INVESTING IN WOMEN IS BUILDING THE CAMEROON AND AFRICA OF TOMORROW
Afriland First Bank’s vision for the economic empowerment of women
Every March 8, the world pauses for a moment to celebrate women. Beyond flowers and speeches, this day should be an opportunity for sincere and measurable commitment. In Central Africa where women represent nearly 52% of the population and are the backbone of the informal economy, the issue is no longer whether we should act, but how we should accelerate social inclusion. At Afriland First Bank, we have made a strategic choice: the economic empowerment of women is not a social program on the sidelines of our activities. It is a central lever of our mission and our strategic plan Horizon 2030.
Persistent obstacles
In the CEMAC zone, less than 25% of women have a formal bank account. Access to credit remains a major obstacle: women entrepreneurs receive a tiny fraction of the funding granted by the banking sector. Not due to lack of talent, creativity, or resilience – but due to lack of formal guarantees, networks, and tailored support. Obviously it is not women who lack capabilities. Sometimes it is the financial system that lacks imagination. And it is precisely this paradigm that Afriland First Bank intends to transform.
Our conviction: women are at the heart of African growth
Since its inception, Afriland First Bank has carried the vision of a bank serving the real Africa, the one of markets, fields, workshops, and households. This Africa has a predominantly feminine face. The trader from Douala crossing borders with her merchandise, the farmer from the Far North feeding her community, the young graduate from Yaoundé launching her tech startup… These are all pistons of the transformation engine that we must support.
According to several international studies, every franc invested in the economic empowerment of a woman generates a considerable multiplier effect on children’s education, community health, and local growth. Investing in women is not philanthropy. It is good economic strategy.
Our commitment
At Afriland First Bank, we do not believe in empty promises. Our commitment to women’s empowerment translates into measurable actions:
• Facilitated access to credit: We have developed financial products tailored to the realities of women entrepreneurs: credit lines with flexible conditions, alternative guarantee mechanisms that take into account the specificities of female entrepreneurship, and personalized support from business creation to growth.
• Financial inclusion through digital: Our digital transformation strategy places women at the center. Mobile banking, simplified payment solutions, and digital savings platforms that we deploy through our presence in all localities aim primarily to bank women who have rarely had access to formal financial services.

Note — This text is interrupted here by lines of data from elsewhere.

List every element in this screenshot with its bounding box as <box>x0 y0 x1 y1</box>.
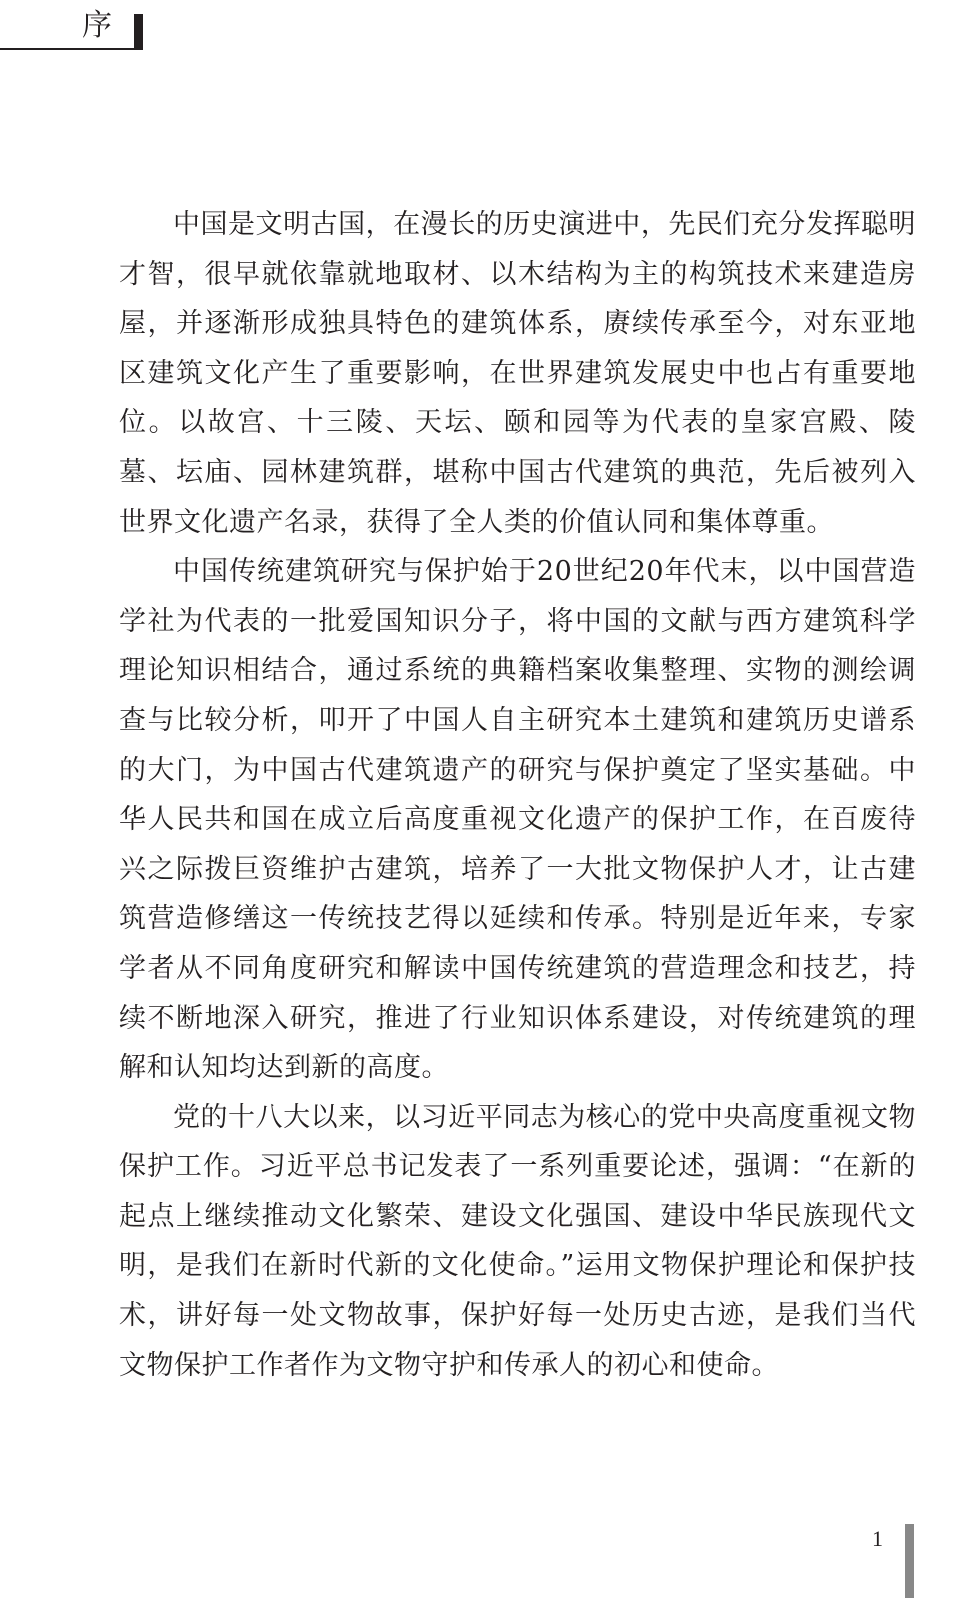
page-title: 序 <box>82 8 112 43</box>
paragraph: 中国传统建筑研究与保护始于20世纪20年代末，以中国营造学社为代表的一批爱国知识分子，将中国的文献与西方建筑科学理论知识相结合，通过系统的典籍档案收集整理、实物的测绘调查与比较分析，叩开了中国人自主研究本土建筑和建筑历史谱系的大门，为中国古代建筑遗产的研究与保护奠定了坚实基础。中华人民共和国在成立后高度重视文化遗产的保护工作，在百废待兴之际拨巨资维护古建筑，培养了一大批文物保护人才，让古建筑营造修缮这一传统技艺得以延续和传承。特别是近年来，专家学者从不同角度研究和解读中国传统建筑的营造理念和技艺，持续不断地深入研究，推进了行业知识体系建设，对传统建筑的理解和认知均达到新的高度。 <box>119 556 916 1084</box>
page-number: 1 <box>872 1526 883 1551</box>
body-text <box>119 200 916 1390</box>
paragraph: 党的十八大以来，以习近平同志为核心的党中央高度重视文物保护工作。习近平总书记发表了一系列重要论述，强调：“在新的起点上继续推动文化繁荣、建设文化强国、建设中华民族现代文明，是我们在新时代新的文化使命。”运用文物保护理论和保护技术，讲好每一处文物故事，保护好每一处历史古迹，是我们当代文物保护工作者作为文物守护和传承人的初心和使命。 <box>119 1101 916 1381</box>
paragraph: 中国是文明古国，在漫长的历史演进中，先民们充分发挥聪明才智，很早就依靠就地取材、以木结构为主的构筑技术来建造房屋，并逐渐形成独具特色的建筑体系，赓续传承至今，对东亚地区建筑文化产生了重要影响，在世界建筑发展史中也占有重要地位。以故宫、十三陵、天坛、颐和园等为代表的皇家宫殿、陵墓、坛庙、园林建筑群，堪称中国古代建筑的典范，先后被列入世界文化遗产名录，获得了全人类的价值认同和集体尊重。 <box>119 209 916 538</box>
header-rule <box>0 48 134 50</box>
page-edge-bar <box>905 1524 914 1598</box>
header-bar <box>134 14 143 50</box>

• Training and mentoring: Financing is not enough. We invest in financial education programs, business management, and female leadership. Because true empowerment comes from knowledge and self-confidence.
• Internal parity: The commitment starts with us. Afriland First Bank actively works to strengthen the representation of women in leadership positions, ensure wage equality, and create a work environment where every individual can fully realize their potential.
Horizon 2030: a transformative ambition
As part of our strategic plan Afriland Horizon 2030, we set ambitious goals: significantly increase the share of women in our SME credit portfolio, deploy dedicated programs for female entrepreneurship in each locality, and become the reference bank in inclusive finance for women in Central Africa and beyond.
We also strengthen our partnerships with development institutions such as Proparco, the International Finance Corporation (IFC), the Islamic Development Bank (IDB), and the African Guarantee Fund (AGF) – to mobilize resources dedicated to women’s financing. These strategic alliances allow us to multiply our impact and create an ecosystem conducive to women’s economic empowerment.
A call for collective action
Women’s economic empowerment cannot be the responsibility of a single institution. It is a systemic challenge that requires a collective response. I invite my peers in the banking sector, regulators of COBAC and BEAC, public authorities, and civil society to join forces.
Together, we can make the CEMAC zone a space where being a woman is no longer an economic handicap but an asset. A space where talent, ambition, and hard work are the only criteria for success.
Beyond March 8…
March 8 is not a destination. It is a renewed starting point every year. At Afriland First Bank, our commitment to women goes beyond a day. It is ingrained in our DNA, in our strategy, in every decision we make.
Because we deeply believe: an Africa that unleashes the economic potential of its women is an Africa that advances twice as fast.
Happy International Women’s Day to all women! And most importantly, good luck for the other 364 days of the year where the essential work remains to be done.